How Long Will I Cry?
edited by Miles Harvey
Free ( from
BigShouldersBooks.com );
Big Shoulders Press; 244 pages
Anatomy of a Girl Gang
by Ashley Little
$13.77; Arenal
Pulp Press; 253 pages
Two books shed a light on violence and youthone a compilation of real stories, the other fictional. One centered on what happens in Chicago, the other Vancouver. Both are powerful and moving chronicles of a subset of contemporary urban life.
If you saw the Steppenwolf Theatre Company production last year based on the interviews in this book, you know how gut-wrenching these people's stories can be. Here is a rare opportunity to read the full stories. If you did not see the theatre piece, dig in and the stories will come alive for you.
The interviews are with activists, gang members and retired gang bangers, moms, a retired Chicago cop, preachers, and more. Some names you may recognize; most you probably will not.
The book is the result of a project started by creative-writing students from DePaul University, who in 2011 and 2012 talked with people all over Chicago affected by violence. The interviewers' professor, Miles Harvey, is the editor of the resulting book.
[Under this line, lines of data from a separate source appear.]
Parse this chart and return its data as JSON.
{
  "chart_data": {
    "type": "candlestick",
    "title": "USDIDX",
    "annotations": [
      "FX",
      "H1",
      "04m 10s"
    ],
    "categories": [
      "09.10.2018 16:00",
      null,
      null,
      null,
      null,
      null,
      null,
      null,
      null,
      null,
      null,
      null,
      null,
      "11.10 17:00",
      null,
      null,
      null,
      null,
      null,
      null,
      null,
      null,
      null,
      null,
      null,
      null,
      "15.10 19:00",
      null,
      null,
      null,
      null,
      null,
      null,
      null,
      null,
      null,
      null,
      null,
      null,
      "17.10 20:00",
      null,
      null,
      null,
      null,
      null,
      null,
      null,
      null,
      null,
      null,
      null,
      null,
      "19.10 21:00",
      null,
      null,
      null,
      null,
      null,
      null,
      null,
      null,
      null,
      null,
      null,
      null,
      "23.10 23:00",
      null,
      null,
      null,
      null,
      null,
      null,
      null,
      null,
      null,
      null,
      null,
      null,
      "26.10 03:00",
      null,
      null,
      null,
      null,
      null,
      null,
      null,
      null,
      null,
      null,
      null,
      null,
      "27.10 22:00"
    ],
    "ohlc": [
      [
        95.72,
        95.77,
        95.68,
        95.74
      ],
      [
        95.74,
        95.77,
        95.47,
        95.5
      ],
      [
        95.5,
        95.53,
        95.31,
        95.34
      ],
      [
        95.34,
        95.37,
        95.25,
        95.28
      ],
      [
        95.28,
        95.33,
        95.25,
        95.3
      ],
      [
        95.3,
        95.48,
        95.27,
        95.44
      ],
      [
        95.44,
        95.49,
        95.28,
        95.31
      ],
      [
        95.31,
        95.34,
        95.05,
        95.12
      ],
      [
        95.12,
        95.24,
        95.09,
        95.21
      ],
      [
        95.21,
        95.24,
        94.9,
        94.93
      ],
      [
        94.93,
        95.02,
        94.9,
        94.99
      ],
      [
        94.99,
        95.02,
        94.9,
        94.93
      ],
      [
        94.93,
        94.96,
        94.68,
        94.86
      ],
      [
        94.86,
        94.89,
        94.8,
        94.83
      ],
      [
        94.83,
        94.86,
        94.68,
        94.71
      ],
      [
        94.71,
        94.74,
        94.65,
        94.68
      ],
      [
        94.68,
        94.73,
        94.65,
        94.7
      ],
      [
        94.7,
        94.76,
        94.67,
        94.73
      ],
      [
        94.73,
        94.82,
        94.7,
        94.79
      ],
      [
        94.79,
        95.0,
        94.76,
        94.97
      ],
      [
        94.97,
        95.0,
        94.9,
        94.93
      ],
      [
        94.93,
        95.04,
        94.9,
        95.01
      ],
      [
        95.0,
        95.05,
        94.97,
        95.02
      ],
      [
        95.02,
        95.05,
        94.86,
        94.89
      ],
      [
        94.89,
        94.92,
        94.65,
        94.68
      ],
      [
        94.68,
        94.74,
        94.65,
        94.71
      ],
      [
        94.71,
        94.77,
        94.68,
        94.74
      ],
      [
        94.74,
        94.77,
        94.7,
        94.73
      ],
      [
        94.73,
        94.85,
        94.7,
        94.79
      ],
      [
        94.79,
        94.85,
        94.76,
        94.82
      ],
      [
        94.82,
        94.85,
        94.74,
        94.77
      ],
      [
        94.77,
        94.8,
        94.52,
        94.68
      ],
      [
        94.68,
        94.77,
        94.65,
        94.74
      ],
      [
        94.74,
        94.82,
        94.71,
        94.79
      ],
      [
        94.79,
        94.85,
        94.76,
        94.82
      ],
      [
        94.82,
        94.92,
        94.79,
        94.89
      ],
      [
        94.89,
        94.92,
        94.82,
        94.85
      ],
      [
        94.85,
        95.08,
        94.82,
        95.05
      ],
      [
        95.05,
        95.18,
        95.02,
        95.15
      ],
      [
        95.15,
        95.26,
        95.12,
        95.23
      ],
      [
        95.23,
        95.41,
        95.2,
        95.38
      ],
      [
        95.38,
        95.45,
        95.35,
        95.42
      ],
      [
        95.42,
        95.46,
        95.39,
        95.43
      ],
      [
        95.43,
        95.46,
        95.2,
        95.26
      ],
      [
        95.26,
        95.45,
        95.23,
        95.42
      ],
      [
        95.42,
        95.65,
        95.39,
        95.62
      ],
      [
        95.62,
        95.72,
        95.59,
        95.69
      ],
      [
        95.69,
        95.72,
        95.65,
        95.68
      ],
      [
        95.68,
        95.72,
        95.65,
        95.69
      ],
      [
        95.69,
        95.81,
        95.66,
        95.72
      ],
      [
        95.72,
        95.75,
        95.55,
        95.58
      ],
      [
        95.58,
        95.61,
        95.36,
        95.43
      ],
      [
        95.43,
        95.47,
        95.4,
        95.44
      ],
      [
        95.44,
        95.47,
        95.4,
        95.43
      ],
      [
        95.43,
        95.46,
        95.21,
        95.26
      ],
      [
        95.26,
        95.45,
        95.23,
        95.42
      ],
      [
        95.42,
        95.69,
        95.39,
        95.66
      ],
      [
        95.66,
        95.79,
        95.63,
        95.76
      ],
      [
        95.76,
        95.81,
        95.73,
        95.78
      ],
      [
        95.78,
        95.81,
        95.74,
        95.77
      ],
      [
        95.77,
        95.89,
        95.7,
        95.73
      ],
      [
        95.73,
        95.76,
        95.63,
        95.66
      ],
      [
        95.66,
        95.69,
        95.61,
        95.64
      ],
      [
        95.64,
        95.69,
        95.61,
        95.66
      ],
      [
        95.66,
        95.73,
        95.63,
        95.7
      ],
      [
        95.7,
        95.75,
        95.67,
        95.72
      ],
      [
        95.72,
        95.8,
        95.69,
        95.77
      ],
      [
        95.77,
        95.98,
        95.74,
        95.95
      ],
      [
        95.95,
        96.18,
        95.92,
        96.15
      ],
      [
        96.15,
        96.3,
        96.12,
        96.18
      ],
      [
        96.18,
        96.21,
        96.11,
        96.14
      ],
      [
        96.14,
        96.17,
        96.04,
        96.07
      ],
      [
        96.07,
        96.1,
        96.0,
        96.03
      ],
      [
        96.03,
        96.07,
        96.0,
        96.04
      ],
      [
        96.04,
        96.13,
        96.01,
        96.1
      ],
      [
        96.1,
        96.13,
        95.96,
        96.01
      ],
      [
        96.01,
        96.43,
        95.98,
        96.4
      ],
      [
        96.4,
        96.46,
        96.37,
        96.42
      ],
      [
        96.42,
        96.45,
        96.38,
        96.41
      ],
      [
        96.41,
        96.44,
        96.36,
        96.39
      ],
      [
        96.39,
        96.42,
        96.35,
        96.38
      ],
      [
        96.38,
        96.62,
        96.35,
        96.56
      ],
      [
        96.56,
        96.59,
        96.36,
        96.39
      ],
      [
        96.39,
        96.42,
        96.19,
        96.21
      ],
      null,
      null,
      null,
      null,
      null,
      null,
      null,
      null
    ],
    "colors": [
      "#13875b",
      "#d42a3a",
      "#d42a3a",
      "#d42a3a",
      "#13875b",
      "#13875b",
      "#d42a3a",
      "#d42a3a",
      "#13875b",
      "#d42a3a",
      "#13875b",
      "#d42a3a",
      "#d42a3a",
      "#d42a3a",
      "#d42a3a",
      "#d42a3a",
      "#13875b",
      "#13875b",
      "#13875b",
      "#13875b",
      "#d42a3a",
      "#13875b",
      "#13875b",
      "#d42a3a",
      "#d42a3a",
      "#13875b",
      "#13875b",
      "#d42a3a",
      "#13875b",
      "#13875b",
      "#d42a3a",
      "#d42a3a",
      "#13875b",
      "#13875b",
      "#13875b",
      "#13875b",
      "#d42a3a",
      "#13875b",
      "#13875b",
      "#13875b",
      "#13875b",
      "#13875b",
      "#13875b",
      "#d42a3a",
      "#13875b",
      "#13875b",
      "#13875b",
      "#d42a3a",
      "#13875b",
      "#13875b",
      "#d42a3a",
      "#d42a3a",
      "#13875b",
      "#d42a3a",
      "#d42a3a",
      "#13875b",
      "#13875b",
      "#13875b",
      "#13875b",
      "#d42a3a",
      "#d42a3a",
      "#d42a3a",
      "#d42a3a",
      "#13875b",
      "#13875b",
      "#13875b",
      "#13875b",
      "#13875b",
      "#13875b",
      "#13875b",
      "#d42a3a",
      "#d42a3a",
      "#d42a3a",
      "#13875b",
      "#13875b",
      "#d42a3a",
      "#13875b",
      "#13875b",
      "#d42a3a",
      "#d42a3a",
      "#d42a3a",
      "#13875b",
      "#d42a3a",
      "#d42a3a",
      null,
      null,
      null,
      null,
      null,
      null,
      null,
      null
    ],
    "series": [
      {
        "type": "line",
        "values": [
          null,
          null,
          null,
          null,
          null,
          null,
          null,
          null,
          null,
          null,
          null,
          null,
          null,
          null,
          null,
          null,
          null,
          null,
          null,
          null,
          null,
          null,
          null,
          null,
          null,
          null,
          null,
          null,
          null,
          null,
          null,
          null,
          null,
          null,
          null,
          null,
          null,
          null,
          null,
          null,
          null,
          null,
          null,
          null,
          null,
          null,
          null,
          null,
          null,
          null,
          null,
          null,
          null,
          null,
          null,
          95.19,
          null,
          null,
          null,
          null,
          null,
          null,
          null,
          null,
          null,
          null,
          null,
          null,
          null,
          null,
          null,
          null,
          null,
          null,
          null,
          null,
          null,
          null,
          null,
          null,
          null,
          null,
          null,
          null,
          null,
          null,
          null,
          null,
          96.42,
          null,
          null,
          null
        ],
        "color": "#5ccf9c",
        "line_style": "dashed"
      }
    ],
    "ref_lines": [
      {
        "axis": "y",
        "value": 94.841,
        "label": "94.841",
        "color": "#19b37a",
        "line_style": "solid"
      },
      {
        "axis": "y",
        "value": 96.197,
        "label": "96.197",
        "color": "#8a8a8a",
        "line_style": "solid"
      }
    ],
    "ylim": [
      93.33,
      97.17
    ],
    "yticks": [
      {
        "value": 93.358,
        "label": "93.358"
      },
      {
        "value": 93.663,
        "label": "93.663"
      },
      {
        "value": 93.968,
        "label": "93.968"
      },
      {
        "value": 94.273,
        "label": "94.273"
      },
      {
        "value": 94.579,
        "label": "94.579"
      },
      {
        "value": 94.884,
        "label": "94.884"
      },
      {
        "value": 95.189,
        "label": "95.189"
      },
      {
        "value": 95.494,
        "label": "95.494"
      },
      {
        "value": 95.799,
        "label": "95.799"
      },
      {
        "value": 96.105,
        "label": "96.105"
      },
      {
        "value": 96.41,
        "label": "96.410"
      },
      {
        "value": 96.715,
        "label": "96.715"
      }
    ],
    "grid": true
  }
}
The first interview is with T-awannda Piper, the woman who, in 2009, carried Derrion Albert's limp body from the Roseland sidewalk near Fenger High School into the Agape Community Center, where he could be tended to safely after a severe beating by young men using scrap lumber. Piper is a community activist. She spoke out only after careful consideration, feeling it might benefit her community. She states, "things have really gone down in terms of people feeling responsible for the young people in our community." She believes public aid has in some ways "handicapped" family dynamics, taking away "the ownership that poor families once had with their children." The kids, she says, have been left to their own devices. Because of what happened to Derrion, a stigma has fallen on the Fenger kids and their families, portrayed as "unpromising, as a breed of animals, as a menace." Piper hopes the stories in the book and the resulting discussions let young people know they have a choice.
The interviews with the kids who have been in gangs reveal their motivations and circumstances related to violence. "when you join a gang," says Jaime Miranda, "it's necessary for you to fight with other gang members, no matter what the cause is." John McCullough, a former gang banger, says violence is an everyday thing. "It's gonna be something petty, and it's gonna end in violence."
Pamela Hester-Jones honors her dead son, Lazarus, with a campaign and service center named after him. Lazarus, at age 13, was beaten to death on a corner in Albany Park. There were many witnesses and no one did anything to help him, his mom states. Lazarus was a good kid.
Max Cerda, now a middle-aged man, saw himself as a soldier when he was in a gang. For him, learning to read in prison was transformative.
These, and many more accounts, are your entry point into lives twisted byand, yestransformed by violence. They are well worth your investigation.
There is a resource guide at the back of the book that lists some of the groups in Chicago involved in anti-violence efforts. There is also a study guide with questions teachers and discussion groups can use to explore the issues raised by these stories.
Whether you tackle this book and the hard questions it poses on your own or within a group, you will find How Long Will I Cry? eye-opening, unsettling, and perhaps galvanizing to action.
This novel is raw. The author sucks you into the lives of Mac, Mercy, Kayos, Sly Girl and Zall under 18, but each having lived a complete life or two already. The other central character is the city of Vancouver. Each has a distinctive voice. Together, the five girls make up the Black Roses, a girl gang as dangerous as any of their male counterparts staking out territory in the Canadian city.
Anatomy of a Girl Gang is the story of the brief life of the Black Roses ganghow it was born, how it grew, and how it expired. Along the way, you feel for each of the girls: Mac, the leader; Mercy, the Punjabi orphan from Surrey with a knack for theft; Kayos, a kickboxer with a mean weapons collection and a little girl; Sly Girl, native American runaway with a messed-up face; and Z, a graffiti wizard.
You gasp at their backgrounds and what happens to them. You learn a thing or two about how to lift money and cars. And you revel in the rich language. Here's the voice of Z: "my frend Ben-E tellz me de$e chix want2 meet me." And here's the voice of the city: "A hard rain pours into me. … as the indigo evening envelops the city, the sky finds total release, and all the scum is washed off the streets."
The narration jumps back and forth between the characters, each sharing their viewpoint on an incident they experienced together, or a glimpse into their alter-lives outside the gang.
The story revolves around putting together a girl gang with a dream of buying a big house and living the good life. As they all scrabble to pull together their resources, two of them fall in love, and their past, and events conspire against them. The gang hatches a plot to get their hands on a lot of money but things go horribly wrong.
It's a fast read. You can't put it down. The author has a bright future; keep an eye out for her.